NEW DELHI (Reuters) - Investigators are probing an electronic track management system that they suspect malfunctioned and caused India’s deadliest train crash in more than two decades, railways officials said on Sunday.
At least 275 people were killed on Friday when a passenger train hit a stationary freight train, went off the tracks and hit another passenger train passing in the opposite direction in the eastern state of Odisha.
In their first detailed briefing on the crash, Indian Railways officials said that failure of the track management system was the main focus of investigations.
The computer-controlled track management system, called the “interlocking system”, directs a train to an empty track at the point where two tracks meet, Sandeep Mathur, principal executive director for signalling, told reporters.
It also coordinates and controls the signal to an oncoming train, indicating whether the train has to move straight or switch to a new track, he said.
“It is supposed to be tamper-proof, error-proof. It is called a fail-safe system, even if it fails the signal will turn red and the train will be stopped,” said Jaya Varma Sinha, a member of the Railway Board that runs the giant state monopoly.
“However, as it is being suspected, there was some kind of a problem in the system.”
Explaining the sequence of events that led to the crash at Bahanaga station in Balasore district, Sinha said the Coromandel Express heading to Chennai from Kolkata moved out of the main track, entered a loop track – a side track used to park trains – at a speed of 128 kph (80 mph) and crashed into a freight train carrying iron ore that was parked on the loop track.

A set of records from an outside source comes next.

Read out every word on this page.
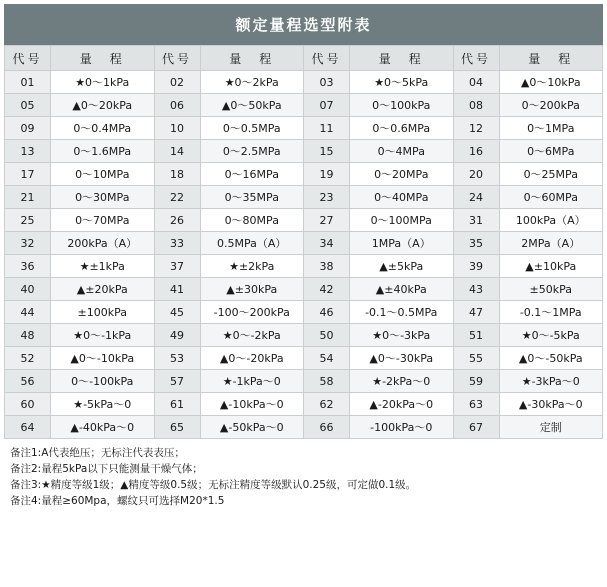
额定量程选型附表
代号	量　程	代号	量　程	代号	量　程	代号	量　程
01	★0～1kPa	02	★0～2kPa	03	★0～5kPa	04	▲0～10kPa
05	▲0～20kPa	06	▲0～50kPa	07	0～100kPa	08	0～200kPa
09	0～0.4MPa	10	0～0.5MPa	11	0～0.6MPa	12	0～1MPa
13	0～1.6MPa	14	0～2.5MPa	15	0～4MPa	16	0～6MPa
17	0～10MPa	18	0～16MPa	19	0～20MPa	20	0～25MPa
21	0～30MPa	22	0～35MPa	23	0～40MPa	24	0～60MPa
25	0～70MPa	26	0～80MPa	27	0～100MPa	31	100kPa（A）
32	200kPa（A）	33	0.5MPa（A）	34	1MPa（A）	35	2MPa（A）
36	★±1kPa	37	★±2kPa	38	▲±5kPa	39	▲±10kPa
40	▲±20kPa	41	▲±30kPa	42	▲±40kPa	43	±50kPa
44	±100kPa	45	-100～200kPa	46	-0.1～0.5MPa	47	-0.1～1MPa
48	★0～-1kPa	49	★0～-2kPa	50	★0～-3kPa	51	★0～-5kPa
52	▲0～-10kPa	53	▲0～-20kPa	54	▲0～-30kPa	55	▲0～-50kPa
56	0～-100kPa	57	★-1kPa～0	58	★-2kPa～0	59	★-3kPa～0
60	★-5kPa～0	61	▲-10kPa～0	62	▲-20kPa～0	63	▲-30kPa～0
64	▲-40kPa～0	65	▲-50kPa～0	66	-100kPa～0	67	定制
备注1:A代表绝压；无标注代表表压；
备注2:量程5kPa以下只能测量干燥气体；
备注3:★精度等级1级；▲精度等级0.5级；无标注精度等级默认0.25级，可定做0.1级。
备注4:量程≥60Mpa，螺纹只可选择M20*1.5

The crash caused the engine and the first four or five coaches of the Coromandel Express to jump the tracks, topple and hit the last two coaches of the Yeshwantpur-Howrah train heading in the opposite direction on the second main track, she said.
The interlocking system should not have allowed the Coromandel Express to take the loop track, Sinha said.

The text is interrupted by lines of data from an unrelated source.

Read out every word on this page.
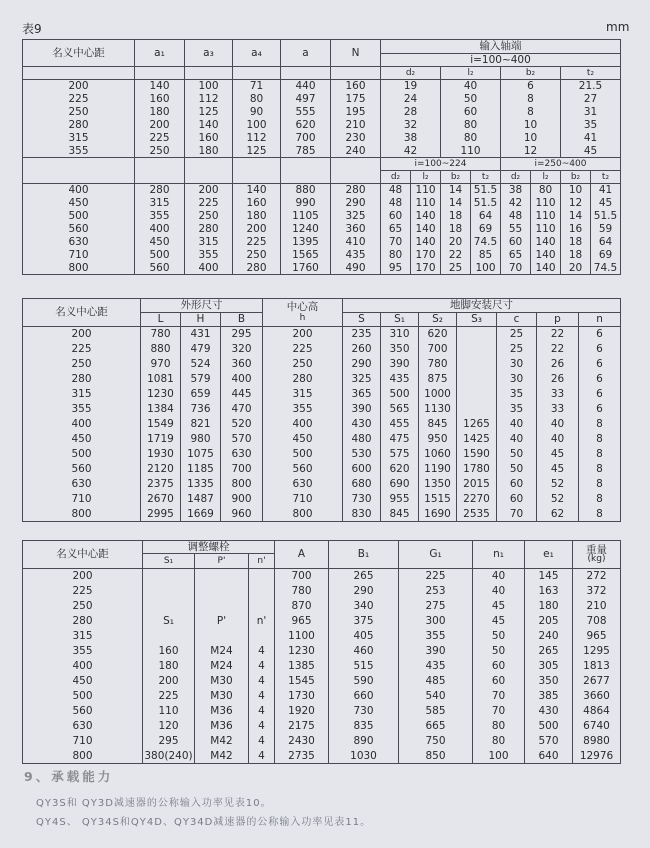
表9	mm
名义中心距	a₁	a₃	a₄	a	N	输入轴端							
						i=100~400							
						d₂		l₂		b₂		t₂	
200	140	100	71	440	160	19		40		6		21.5	
225	160	112	80	497	175	24		50		8		27	
250	180	125	90	555	195	28		60		8		31	
280	200	140	100	620	210	32		80		10		35	
315	225	160	112	700	230	38		80		10		41	
355	250	180	125	785	240	42		110		12		45	
						i=100~224				i=250~400			
						d₂	l₂	b₂	t₂	d₂	l₂	b₂	t₂
400	280	200	140	880	280	48	110	14	51.5	38	80	10	41
450	315	225	160	990	290	48	110	14	51.5	42	110	12	45
500	355	250	180	1105	325	60	140	18	64	48	110	14	51.5
560	400	280	200	1240	360	65	140	18	69	55	110	16	59
630	450	315	225	1395	410	70	140	20	74.5	60	140	18	64
710	500	355	250	1565	435	80	170	22	85	65	140	18	69
800	560	400	280	1760	490	95	170	25	100	70	140	20	74.5
名义中心距	外形尺寸			中心高
h	地脚安装尺寸						
	L	H	B		S	S₁	S₂	S₃	c	p	n
200	780	431	295	200	235	310	620		25	22	6
225	880	479	320	225	260	350	700		25	22	6
250	970	524	360	250	290	390	780		30	26	6
280	1081	579	400	280	325	435	875		30	26	6
315	1230	659	445	315	365	500	1000		35	33	6
355	1384	736	470	355	390	565	1130		35	33	6
400	1549	821	520	400	430	455	845	1265	40	40	8
450	1719	980	570	450	480	475	950	1425	40	40	8
500	1930	1075	630	500	530	575	1060	1590	50	45	8
560	2120	1185	700	560	600	620	1190	1780	50	45	8
630	2375	1335	800	630	680	690	1350	2015	60	52	8
710	2670	1487	900	710	730	955	1515	2270	60	52	8
800	2995	1669	960	800	830	845	1690	2535	70	62	8
名义中心距	调整螺栓			A	B₁	G₁	n₁	e₁	重量
(kg)

	S₁	P'	n'						
200				700	265	225	40	145	272
225				780	290	253	40	163	372
250				870	340	275	45	180	210
280	S₁	P'	n'	965	375	300	45	205	708
315				1100	405	355	50	240	965
355	160	M24	4	1230	460	390	50	265	1295
400	180	M24	4	1385	515	435	60	305	1813
450	200	M30	4	1545	590	485	60	350	2677
500	225	M30	4	1730	660	540	70	385	3660
560	110	M36	4	1920	730	585	70	430	4864
630	120	M36	4	2175	835	665	80	500	6740
710	295	M42	4	2430	890	750	80	570	8980
800	380(240)	M42	4	2735	1030	850	100	640	12976
9、承载能力
QY3S和 QY3D减速器的公称输入功率见表10。
QY4S、 QY34S和QY4D、QY34D减速器的公称输入功率见表11。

She said she had spoken to the injured driver of that train and he had told her that he was within the speed limit and had not jumped a signal and all of this would be verified by systems that record track and train details, she said.
She did not name the driver.
There are many “possibilities of what can go wrong,”, Sinha said.

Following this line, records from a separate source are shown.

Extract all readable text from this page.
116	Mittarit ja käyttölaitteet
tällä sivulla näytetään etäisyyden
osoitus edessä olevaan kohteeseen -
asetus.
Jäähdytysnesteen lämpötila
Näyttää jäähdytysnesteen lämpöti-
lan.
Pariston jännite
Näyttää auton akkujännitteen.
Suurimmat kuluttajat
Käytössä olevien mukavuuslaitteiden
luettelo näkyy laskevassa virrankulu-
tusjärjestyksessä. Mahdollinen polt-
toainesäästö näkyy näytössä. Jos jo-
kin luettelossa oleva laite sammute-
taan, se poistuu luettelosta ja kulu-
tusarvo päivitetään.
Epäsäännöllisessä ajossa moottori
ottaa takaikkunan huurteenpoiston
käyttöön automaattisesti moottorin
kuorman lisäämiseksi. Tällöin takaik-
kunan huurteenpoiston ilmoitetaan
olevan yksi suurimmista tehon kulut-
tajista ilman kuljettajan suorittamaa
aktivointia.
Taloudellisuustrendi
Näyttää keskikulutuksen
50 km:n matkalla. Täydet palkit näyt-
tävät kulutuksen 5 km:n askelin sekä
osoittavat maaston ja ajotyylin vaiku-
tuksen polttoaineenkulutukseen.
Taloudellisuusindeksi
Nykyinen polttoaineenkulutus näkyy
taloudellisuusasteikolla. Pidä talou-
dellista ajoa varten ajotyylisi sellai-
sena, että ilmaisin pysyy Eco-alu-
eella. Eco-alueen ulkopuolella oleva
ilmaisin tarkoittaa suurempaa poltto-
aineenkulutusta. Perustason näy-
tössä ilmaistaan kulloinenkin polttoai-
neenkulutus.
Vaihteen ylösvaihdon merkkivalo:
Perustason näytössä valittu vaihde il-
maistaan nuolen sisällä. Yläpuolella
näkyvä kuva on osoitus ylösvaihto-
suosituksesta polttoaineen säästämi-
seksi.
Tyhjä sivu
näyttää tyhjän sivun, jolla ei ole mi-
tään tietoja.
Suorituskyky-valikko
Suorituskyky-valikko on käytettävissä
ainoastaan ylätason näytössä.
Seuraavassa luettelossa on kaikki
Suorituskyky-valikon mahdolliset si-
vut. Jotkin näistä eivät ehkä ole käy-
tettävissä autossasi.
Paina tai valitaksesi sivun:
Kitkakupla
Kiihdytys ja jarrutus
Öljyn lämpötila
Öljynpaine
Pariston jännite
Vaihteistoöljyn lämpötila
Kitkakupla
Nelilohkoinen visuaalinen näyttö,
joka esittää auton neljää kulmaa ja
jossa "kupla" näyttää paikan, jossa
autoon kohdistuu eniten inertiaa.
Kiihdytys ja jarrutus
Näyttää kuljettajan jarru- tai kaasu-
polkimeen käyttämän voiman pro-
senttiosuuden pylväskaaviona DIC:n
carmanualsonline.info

This could include someone digging in the area through which cables of the electronic system pass and damaging them in the process, or a short-circuit, or a machine failing.
“99.9% there is no possibility of the machine failing but there is a 0.1% chance of failure,” she said. “That possibility is always there in all kinds of systems.”
She did not name the supplier or manufacturer, or the age of the system. But said it is in use across almost the entire Indian railway network.